A LETTER FROM LONDON: Merrily We Roll Along, Privates on Parade, Constellations, Kiss Me, Kate and More

By Ruth Leon
03 Jan 2013

Sally Hawkins and Rafe Spall in Constellations.
Photo by Simon Annand

Wednesday — imagine quantum physics in play form. Can't? Neither could I. Except that Constellations at the Duke of York's, the best play of this season and one of the best new plays in years, is just that. Compulsively watchable, this two-actor love story about a scientist and a beekeeper, who meet, marry, love, and argue until one of them dies, is the verbal equivalent of string theory.

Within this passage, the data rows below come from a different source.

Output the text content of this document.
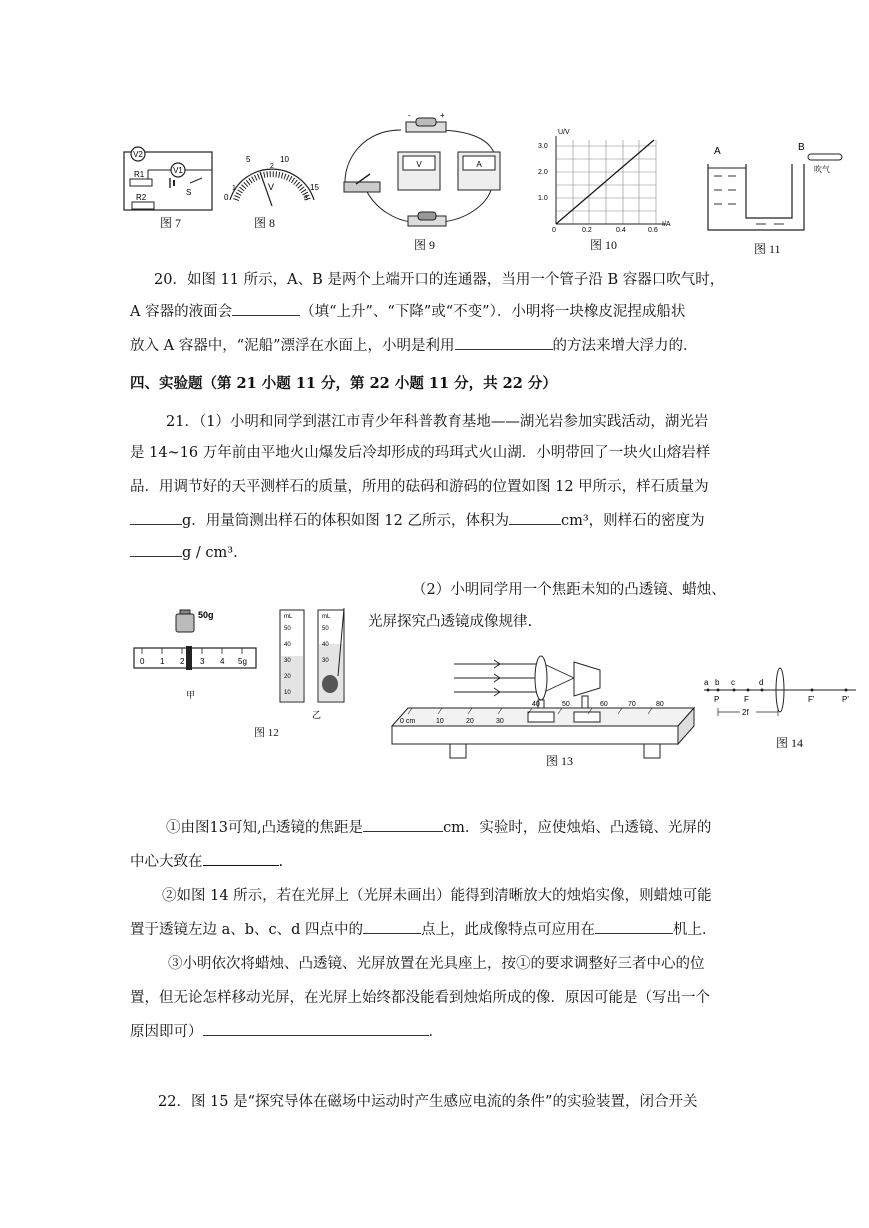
V2
V1
R1
S
R2
图 7
0
5	10
15
1
2
3
V
图 8
-	+
V	A
图 9
U/V
3.0
2.0
1.0
0	0.2	0.4	0.6
I/A
图 10
A	B
吹气
图 11
20．如图 11 所示，A、B 是两个上端开口的连通器，当用一个管子沿 B 容器口吹气时，
A 容器的液面会	（填“上升”、“下降”或“不变”）．小明将一块橡皮泥捏成船状
放入 A 容器中，“泥船”漂浮在水面上，小明是利用	的方法来增大浮力的．
四、实验题（第 21 小题 11 分，第 22 小题 11 分，共 22 分）
21．（1）小明和同学到湛江市青少年科普教育基地——湖光岩参加实践活动，湖光岩
是 14~16 万年前由平地火山爆发后冷却形成的玛珥式火山湖．小明带回了一块火山熔岩样
品．用调节好的天平测样石的质量，所用的砝码和游码的位置如图 12 甲所示，样石质量为
g．用量筒测出样石的体积如图 12 乙所示，体积为	cm³，则样石的密度为
g / cm³.
（2）小明同学用一个焦距未知的凸透镜、蜡烛、
光屏探究凸透镜成像规律.
50g
0 1 2 3 4 5g
甲
mL	mL
50
40
30
20
10
50
40
30
乙
图 12
0 cm	10	20	30
40	50	60	70	80
图 13
a b c	d
P	F	F'	P'
2f
图 14
①由图13可知,凸透镜的焦距是	cm．实验时，应使烛焰、凸透镜、光屏的
中心大致在	.
②如图 14 所示，若在光屏上（光屏未画出）能得到清晰放大的烛焰实像，则蜡烛可能
置于透镜左边 a、b、c、d 四点中的	点上，此成像特点可应用在	机上．
③小明依次将蜡烛、凸透镜、光屏放置在光具座上，按①的要求调整好三者中心的位
置，但无论怎样移动光屏，在光屏上始终都没能看到烛焰所成的像．原因可能是（写出一个
原因即可）	．
22．图 15 是“探究导体在磁场中运动时产生感应电流的条件”的实验装置，闭合开关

Early in Constellations, Marianne (Sally Hawkins in a performance of intense delight) explains to the boy she has just met (Rafe Spall, a mixed up bundle of non-cloying sweetness) that everything we are and everything we are not is contained within each of us. He has no idea what she is talking about but finds her irresistibly sexy. In return, he proposes by reading her a description he has written about the lifecycle of the honey bee. These simple scenes are repeated with slight variations as if to demonstrate the alternative realities of our lives. Each of the recurring themes exists in its own space. Time, Marianne tells us, is not the same for everyone. So, what is time? What is love? What is death? And do any of them really exist? Hawkins and Spall are so real, so loving and loveable, that they appear not to be actors at all, so fine is their acting, just two people on an empty stage, a couple trying to make sense of the universe.